Atos-owned Eviden has announced a new BullSequana AI product line which includes five AI server models that the company says have been optimized for AI workloads.

Each model offers varying levels of performance, scalability, and flexibility, depending on customers’ specific use cases, budget, and business size.

Such use cases include inferencing AI models at the Edge, fine-tuning existing models in enterprise data centers, or training foundation models with AI supercomputers.

Jean Zay Eviden extension
A prototype of the Jean Zay Eviden extension – Eviden

The flagship product from the server line is the BullSequana AI 1200H, an enterprise-grade supercomputer designed for enterprise use for LLM and complex system modeling.
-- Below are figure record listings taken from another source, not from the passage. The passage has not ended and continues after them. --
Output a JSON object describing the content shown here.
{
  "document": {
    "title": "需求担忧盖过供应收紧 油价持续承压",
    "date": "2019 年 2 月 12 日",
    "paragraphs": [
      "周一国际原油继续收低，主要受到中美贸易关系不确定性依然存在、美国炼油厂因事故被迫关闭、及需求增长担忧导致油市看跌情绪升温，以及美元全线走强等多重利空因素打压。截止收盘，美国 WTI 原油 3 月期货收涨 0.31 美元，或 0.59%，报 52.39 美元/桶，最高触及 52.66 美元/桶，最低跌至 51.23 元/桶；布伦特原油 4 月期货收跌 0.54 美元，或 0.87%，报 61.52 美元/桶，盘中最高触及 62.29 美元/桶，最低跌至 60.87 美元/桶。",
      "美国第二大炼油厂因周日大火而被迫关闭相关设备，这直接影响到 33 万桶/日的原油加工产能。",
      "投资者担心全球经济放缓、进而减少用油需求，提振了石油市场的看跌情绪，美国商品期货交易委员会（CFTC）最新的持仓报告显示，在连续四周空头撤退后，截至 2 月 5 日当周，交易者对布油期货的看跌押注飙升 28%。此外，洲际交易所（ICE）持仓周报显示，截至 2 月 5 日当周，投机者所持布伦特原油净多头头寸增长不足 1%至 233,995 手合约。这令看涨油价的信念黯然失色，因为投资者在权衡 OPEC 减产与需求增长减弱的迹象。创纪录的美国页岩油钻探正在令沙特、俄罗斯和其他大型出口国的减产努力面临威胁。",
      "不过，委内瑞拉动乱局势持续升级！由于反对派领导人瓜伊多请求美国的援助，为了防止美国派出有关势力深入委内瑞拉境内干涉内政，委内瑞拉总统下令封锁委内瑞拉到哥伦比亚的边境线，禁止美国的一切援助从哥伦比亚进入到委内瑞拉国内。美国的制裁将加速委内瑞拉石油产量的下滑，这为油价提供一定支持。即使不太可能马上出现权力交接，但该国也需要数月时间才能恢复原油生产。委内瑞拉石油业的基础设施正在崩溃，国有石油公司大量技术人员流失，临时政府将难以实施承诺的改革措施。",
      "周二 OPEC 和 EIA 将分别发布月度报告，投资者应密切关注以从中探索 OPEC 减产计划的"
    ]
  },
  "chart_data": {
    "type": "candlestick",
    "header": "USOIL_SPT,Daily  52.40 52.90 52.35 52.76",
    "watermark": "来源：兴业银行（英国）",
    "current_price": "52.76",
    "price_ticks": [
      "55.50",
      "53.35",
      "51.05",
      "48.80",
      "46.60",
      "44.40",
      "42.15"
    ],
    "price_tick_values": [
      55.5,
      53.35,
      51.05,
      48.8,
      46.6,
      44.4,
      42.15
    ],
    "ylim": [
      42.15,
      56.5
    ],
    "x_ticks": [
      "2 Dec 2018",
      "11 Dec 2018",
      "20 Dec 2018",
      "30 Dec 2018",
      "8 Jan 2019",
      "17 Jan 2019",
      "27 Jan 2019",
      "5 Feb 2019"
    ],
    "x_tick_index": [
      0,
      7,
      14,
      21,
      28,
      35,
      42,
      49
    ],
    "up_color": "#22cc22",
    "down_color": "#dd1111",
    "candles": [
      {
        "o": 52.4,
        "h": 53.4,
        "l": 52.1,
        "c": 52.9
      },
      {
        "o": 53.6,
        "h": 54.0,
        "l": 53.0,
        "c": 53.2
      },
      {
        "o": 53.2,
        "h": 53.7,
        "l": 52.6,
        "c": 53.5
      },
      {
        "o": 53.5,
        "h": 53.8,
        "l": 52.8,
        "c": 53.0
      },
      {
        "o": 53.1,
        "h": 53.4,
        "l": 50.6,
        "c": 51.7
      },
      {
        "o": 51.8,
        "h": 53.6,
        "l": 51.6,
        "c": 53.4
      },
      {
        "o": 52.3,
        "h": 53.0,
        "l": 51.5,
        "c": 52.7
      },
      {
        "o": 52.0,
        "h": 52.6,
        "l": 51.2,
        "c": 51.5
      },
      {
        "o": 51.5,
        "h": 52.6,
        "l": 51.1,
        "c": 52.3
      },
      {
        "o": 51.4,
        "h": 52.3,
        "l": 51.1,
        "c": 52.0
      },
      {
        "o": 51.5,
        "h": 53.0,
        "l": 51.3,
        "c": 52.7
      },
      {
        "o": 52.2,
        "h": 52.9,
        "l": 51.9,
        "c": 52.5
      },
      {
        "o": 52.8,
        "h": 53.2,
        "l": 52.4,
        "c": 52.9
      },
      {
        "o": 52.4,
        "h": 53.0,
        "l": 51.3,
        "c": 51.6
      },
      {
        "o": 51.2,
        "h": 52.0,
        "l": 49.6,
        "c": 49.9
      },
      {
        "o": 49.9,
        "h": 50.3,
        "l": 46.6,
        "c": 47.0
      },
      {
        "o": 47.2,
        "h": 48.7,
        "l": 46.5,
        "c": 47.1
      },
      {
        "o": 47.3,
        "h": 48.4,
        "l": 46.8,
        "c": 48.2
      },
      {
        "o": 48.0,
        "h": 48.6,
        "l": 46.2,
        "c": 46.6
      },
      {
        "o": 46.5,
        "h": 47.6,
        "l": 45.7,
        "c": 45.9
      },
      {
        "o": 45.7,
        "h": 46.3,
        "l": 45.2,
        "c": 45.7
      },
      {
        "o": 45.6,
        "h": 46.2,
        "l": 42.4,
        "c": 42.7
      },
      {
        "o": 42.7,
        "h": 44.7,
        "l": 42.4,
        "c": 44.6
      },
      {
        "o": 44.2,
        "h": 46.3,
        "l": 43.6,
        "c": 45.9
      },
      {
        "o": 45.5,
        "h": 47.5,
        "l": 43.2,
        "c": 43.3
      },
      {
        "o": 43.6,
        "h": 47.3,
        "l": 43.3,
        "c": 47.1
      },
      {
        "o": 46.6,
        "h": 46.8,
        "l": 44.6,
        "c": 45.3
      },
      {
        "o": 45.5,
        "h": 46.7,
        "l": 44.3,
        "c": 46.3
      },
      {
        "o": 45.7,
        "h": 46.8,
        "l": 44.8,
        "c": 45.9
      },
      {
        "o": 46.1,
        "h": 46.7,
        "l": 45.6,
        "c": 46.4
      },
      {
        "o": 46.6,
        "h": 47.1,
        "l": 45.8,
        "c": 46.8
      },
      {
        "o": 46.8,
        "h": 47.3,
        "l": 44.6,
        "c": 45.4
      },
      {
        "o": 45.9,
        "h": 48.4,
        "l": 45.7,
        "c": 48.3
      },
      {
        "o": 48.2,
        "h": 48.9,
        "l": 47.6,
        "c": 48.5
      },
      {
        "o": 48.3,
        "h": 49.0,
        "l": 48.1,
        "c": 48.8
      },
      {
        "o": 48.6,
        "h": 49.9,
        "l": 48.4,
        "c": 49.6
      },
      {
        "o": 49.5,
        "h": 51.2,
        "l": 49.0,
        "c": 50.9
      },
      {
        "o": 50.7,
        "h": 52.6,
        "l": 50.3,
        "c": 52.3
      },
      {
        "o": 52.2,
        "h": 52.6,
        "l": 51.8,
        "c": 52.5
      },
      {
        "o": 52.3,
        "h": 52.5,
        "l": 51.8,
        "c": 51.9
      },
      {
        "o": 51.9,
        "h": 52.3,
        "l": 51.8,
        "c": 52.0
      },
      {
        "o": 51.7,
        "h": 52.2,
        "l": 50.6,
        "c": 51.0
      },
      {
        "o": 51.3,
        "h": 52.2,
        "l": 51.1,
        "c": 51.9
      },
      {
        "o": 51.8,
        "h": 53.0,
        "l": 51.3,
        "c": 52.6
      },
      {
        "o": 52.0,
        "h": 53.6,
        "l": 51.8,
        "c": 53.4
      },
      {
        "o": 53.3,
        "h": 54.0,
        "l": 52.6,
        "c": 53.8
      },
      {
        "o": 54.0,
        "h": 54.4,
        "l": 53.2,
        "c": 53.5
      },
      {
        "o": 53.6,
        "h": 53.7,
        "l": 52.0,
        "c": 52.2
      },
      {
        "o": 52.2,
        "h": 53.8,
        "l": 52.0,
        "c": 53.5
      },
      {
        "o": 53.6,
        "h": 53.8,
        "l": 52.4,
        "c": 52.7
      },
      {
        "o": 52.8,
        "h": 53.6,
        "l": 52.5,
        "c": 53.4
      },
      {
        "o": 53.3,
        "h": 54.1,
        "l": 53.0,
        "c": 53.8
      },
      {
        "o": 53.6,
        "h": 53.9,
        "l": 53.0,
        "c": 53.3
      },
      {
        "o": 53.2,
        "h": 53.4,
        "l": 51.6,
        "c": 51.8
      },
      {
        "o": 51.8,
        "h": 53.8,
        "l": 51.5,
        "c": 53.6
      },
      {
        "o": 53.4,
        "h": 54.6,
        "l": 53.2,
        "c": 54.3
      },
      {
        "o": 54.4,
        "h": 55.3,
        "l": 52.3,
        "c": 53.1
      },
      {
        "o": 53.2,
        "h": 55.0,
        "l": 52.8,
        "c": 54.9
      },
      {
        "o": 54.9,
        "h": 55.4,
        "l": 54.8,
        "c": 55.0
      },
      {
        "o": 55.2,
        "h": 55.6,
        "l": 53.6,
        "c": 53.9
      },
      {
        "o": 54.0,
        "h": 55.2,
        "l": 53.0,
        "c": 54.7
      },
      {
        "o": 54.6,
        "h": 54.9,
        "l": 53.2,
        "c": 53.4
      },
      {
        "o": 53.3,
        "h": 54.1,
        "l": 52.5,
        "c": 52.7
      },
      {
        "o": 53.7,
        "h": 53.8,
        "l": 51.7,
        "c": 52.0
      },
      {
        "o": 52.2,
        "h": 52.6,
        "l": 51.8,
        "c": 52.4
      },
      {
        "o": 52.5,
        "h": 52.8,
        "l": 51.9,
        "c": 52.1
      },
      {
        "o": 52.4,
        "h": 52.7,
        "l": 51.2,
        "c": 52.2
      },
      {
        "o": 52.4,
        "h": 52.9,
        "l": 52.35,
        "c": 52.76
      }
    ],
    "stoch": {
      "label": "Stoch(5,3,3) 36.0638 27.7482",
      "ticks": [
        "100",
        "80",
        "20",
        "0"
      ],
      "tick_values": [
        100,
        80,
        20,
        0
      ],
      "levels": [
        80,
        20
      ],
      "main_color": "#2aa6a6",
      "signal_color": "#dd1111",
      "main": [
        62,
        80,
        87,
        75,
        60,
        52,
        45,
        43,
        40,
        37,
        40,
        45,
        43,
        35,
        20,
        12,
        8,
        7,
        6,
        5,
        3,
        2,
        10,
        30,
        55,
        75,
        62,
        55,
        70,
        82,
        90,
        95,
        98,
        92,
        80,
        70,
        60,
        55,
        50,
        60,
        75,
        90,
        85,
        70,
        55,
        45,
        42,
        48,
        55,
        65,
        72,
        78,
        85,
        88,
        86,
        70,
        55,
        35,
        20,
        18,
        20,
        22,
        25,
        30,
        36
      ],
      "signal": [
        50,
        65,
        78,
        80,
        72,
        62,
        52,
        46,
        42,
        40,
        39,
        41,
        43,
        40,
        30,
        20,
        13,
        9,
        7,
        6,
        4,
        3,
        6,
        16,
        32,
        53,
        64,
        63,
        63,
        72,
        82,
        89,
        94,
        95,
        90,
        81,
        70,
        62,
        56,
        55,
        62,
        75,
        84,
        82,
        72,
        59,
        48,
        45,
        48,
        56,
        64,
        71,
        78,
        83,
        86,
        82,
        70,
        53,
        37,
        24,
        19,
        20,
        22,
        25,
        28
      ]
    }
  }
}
It comes equipped with Nvidia H100s and Nvidia Quantum-2 InfiniBand networking and is cooled by Eviden’s Direct Liquid Cooling technology.

Other products in the server line are the BullSequana AI 800, 600, 200, and 100.

Moving forward, the company plans to integrate Nvidia GB200 Superchips into the server, however, Eviden did add that at an unspecified future date, the 1200H product family will also be able to incorporate providers for AI workloads.

The BullSequana product line also uses business-case-focused AI software, including the company’s own Computer Vision VISuite and Nvidia’s AI Enterprise cloud-native software platform.

France’s HPC agency GENCI and its National Center for Scientific Research (CNRS) are the first customers to purchase the BullSequana AI 1200H. As was announced in March, Eviden is supplying 1,456 Nvidia H100 GPUs to extend the capacity of their Jean Zay supercomputer.

The upgrade will increase the peak computing power from 36.85 petaflops to 125.9 petaflops and will be fully available to users early this summer.

First deployed in 2019, the French supercomputer was named after a French politician imprisoned by the Vichy government during World War II.

“AI is a transforming force capable of revolutionizing businesses across industries and sectors by enhancing productivity and accelerating innovation. However, developing AI applications requires a great deal of expertise, high computing power, and energy to design, train, and run AI models,” said Cédric Bourrasset, head of quantum & AI computing, Eviden, Atos Group.

“This is particularly true for foundation models. With Eviden’s new offering, customers who require reliability, scalability, and versatility to stay ahead of innovation will have maximized acceleration and the right expertise in AI to enable them to make their ideas and innovations a reality,” he added.

Atos, the beleaguered French IT infrastructure and consulting company, has struggled financially for several years. Earlier this week it was revealed that Thales might buy the company’s defense business, which provides Edge devices and other IT infrastructure, as well as software, to military clients.

The French government has also announced plans to purchase key assets from the troubled IT company.